If you’re a fan of Stephen King, you know that a disproportionate amount of his books are set in Maine (where he lives) with protagonists who are either writers or teachers (which he was). This doesn’t mean he doesn’t write about other places and professions. But he loves Maine, and of course, he loves writing.
A disproportionate amount of my work is set in Chicago or references it because I love Chicago. I don’t live there, I never have. I’ve visited it many times but not enough to say I ‘know’ Chicago like someone who was born and grew up there. But I love it, and putting in the research to write about it is a delight. When you love what you’re writing about it comes through the words.
On the other hand, writing what you know can also mean writing what’s easy. I grew up in a small town and spent a good portion of my adult life there, so I understand the dynamics of a small town. Therefore, if I want to focus on the characters and not have to put any effort into the background or world building, I set it in a small town, because the backdrop comes easy to me.
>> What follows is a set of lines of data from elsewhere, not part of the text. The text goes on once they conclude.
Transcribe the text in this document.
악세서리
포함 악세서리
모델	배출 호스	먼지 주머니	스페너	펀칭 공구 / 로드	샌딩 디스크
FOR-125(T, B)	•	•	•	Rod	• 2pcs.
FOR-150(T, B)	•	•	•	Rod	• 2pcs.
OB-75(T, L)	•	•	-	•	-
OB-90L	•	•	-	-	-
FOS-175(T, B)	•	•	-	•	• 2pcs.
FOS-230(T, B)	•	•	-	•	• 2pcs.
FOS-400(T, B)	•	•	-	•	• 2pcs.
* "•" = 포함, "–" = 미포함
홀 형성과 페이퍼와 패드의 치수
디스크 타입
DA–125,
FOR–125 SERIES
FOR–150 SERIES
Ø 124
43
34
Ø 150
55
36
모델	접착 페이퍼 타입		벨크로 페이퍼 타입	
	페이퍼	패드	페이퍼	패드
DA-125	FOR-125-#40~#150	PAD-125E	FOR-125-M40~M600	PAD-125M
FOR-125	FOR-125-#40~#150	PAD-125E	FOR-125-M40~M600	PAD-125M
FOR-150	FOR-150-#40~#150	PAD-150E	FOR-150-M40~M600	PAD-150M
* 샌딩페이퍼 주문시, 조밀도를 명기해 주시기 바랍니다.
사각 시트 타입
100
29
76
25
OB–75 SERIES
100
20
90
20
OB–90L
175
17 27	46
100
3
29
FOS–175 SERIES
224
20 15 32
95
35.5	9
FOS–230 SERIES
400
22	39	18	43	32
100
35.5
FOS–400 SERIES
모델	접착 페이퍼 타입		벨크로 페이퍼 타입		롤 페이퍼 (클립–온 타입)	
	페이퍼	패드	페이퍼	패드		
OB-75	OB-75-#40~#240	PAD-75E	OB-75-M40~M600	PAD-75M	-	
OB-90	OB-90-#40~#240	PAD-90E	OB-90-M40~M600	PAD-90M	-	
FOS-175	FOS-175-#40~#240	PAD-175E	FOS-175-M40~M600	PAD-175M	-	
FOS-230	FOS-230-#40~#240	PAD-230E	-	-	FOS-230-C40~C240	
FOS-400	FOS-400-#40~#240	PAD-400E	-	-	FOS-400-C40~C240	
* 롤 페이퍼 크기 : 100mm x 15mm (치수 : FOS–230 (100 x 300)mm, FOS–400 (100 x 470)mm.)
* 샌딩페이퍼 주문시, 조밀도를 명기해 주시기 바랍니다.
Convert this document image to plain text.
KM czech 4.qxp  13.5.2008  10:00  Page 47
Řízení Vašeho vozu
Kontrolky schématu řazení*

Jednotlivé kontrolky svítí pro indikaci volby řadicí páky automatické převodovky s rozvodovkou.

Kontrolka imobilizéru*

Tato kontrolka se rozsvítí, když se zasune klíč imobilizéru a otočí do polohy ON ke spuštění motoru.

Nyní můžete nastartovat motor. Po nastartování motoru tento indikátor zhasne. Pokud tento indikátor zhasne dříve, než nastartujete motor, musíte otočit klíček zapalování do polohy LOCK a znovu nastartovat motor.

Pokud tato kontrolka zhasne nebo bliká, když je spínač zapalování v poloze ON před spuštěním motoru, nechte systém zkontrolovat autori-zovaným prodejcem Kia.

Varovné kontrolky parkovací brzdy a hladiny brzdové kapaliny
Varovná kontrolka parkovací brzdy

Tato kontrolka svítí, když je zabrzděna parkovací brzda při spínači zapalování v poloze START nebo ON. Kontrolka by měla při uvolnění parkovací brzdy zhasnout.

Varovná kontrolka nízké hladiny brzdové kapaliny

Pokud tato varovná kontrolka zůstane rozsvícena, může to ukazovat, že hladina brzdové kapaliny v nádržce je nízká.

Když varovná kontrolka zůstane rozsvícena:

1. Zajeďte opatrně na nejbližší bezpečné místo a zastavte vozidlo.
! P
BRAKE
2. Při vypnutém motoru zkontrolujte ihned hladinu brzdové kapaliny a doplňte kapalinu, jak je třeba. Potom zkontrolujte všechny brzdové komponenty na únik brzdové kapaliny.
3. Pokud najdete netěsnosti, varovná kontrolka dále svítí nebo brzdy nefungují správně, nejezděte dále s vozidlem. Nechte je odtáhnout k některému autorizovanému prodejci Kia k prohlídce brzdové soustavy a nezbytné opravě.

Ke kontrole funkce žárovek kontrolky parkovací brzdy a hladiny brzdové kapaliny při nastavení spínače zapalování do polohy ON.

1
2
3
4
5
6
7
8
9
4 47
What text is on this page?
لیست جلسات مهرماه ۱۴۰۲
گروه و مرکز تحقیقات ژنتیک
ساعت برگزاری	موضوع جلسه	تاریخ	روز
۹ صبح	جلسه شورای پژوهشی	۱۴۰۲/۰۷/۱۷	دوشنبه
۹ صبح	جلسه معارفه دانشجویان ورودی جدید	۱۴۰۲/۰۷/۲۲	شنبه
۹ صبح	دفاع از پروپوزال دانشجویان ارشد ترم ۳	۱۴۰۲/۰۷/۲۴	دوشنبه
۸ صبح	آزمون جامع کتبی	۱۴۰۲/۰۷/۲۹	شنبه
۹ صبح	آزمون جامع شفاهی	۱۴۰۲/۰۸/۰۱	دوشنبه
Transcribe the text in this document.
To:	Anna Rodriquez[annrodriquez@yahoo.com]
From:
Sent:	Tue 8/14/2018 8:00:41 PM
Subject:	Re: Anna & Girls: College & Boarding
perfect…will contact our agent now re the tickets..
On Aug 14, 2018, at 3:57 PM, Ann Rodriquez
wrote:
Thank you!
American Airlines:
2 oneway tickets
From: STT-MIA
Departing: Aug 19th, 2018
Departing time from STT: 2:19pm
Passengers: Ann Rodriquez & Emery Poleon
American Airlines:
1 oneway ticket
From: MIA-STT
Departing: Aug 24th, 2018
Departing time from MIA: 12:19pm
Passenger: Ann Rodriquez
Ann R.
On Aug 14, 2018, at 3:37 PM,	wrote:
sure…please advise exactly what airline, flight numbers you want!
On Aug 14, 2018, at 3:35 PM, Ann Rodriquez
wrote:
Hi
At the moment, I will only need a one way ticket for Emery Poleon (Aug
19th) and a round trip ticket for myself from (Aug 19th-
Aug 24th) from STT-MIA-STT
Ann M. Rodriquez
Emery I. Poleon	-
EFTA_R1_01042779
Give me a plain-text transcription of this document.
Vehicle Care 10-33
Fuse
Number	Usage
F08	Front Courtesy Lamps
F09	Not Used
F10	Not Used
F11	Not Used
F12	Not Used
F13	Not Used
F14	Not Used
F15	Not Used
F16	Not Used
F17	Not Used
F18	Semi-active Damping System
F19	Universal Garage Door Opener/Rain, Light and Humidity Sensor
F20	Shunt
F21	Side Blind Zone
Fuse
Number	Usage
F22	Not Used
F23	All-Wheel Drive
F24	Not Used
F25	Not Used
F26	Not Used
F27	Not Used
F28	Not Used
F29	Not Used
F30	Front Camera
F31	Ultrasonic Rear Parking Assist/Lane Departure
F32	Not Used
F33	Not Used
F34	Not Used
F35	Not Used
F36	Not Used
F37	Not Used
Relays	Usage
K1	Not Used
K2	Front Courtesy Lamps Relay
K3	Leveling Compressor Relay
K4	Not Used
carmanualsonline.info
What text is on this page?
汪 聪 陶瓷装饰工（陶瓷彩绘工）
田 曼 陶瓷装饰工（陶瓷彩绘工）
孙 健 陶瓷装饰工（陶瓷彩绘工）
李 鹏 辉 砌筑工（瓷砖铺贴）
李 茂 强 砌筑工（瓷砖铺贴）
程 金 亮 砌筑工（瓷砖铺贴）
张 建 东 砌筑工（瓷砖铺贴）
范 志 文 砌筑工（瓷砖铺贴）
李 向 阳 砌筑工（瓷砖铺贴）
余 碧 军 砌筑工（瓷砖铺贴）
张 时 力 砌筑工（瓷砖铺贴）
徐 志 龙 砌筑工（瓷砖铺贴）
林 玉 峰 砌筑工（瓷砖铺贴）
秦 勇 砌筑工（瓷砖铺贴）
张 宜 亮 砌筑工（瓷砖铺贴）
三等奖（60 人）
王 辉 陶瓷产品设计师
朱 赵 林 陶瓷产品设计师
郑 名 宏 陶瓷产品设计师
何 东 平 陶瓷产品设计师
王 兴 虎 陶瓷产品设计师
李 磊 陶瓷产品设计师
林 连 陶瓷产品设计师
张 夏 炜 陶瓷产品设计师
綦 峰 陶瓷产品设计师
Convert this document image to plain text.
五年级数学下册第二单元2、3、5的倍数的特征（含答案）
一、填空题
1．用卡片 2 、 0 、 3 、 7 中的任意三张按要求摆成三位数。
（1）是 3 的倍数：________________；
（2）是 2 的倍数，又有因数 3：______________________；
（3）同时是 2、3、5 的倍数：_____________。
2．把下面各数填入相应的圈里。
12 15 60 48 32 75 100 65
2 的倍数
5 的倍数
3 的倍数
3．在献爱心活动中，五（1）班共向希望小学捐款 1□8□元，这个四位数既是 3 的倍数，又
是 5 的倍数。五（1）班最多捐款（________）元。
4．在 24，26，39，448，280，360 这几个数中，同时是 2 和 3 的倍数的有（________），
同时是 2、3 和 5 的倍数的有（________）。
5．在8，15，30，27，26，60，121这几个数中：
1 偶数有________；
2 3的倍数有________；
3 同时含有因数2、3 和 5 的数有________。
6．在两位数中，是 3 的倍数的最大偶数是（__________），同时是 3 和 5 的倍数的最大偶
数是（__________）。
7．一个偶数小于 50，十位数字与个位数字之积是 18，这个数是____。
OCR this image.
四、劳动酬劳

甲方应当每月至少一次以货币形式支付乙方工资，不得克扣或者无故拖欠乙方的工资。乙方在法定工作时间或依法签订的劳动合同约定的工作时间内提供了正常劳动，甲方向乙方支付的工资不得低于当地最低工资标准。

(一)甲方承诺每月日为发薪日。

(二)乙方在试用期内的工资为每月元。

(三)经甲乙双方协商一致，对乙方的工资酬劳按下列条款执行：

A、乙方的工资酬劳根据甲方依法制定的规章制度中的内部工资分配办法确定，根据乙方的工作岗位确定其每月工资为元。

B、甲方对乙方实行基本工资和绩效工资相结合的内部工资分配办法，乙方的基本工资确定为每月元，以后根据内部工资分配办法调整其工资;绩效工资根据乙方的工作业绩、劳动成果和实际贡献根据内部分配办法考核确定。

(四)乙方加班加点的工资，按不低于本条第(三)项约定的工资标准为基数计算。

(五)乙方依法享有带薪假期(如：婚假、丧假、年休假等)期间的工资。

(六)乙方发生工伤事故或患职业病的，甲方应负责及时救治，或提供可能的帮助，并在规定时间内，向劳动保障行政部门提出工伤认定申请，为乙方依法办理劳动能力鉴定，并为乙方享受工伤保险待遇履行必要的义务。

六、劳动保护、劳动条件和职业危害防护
Likewise, I have characters who are bartenders and servers because I’ve worked in bars and restaurants for nearly a decade and I don’t have to think about their job. Their profession is easy to write about and I don’t have to put any extra work in, if I want to focus more tightly on other aspects of the story.
So ‘write what you know’ can also mean write what you love, and write what’s easy. That doesn’t mean you can’t ever write about places and professions that are completely exotic to you–as I said, there is a wealth of information out there, and it’s always fun to learn something new anyway.
Write what you know can mean a lot of things. What does it mean to you?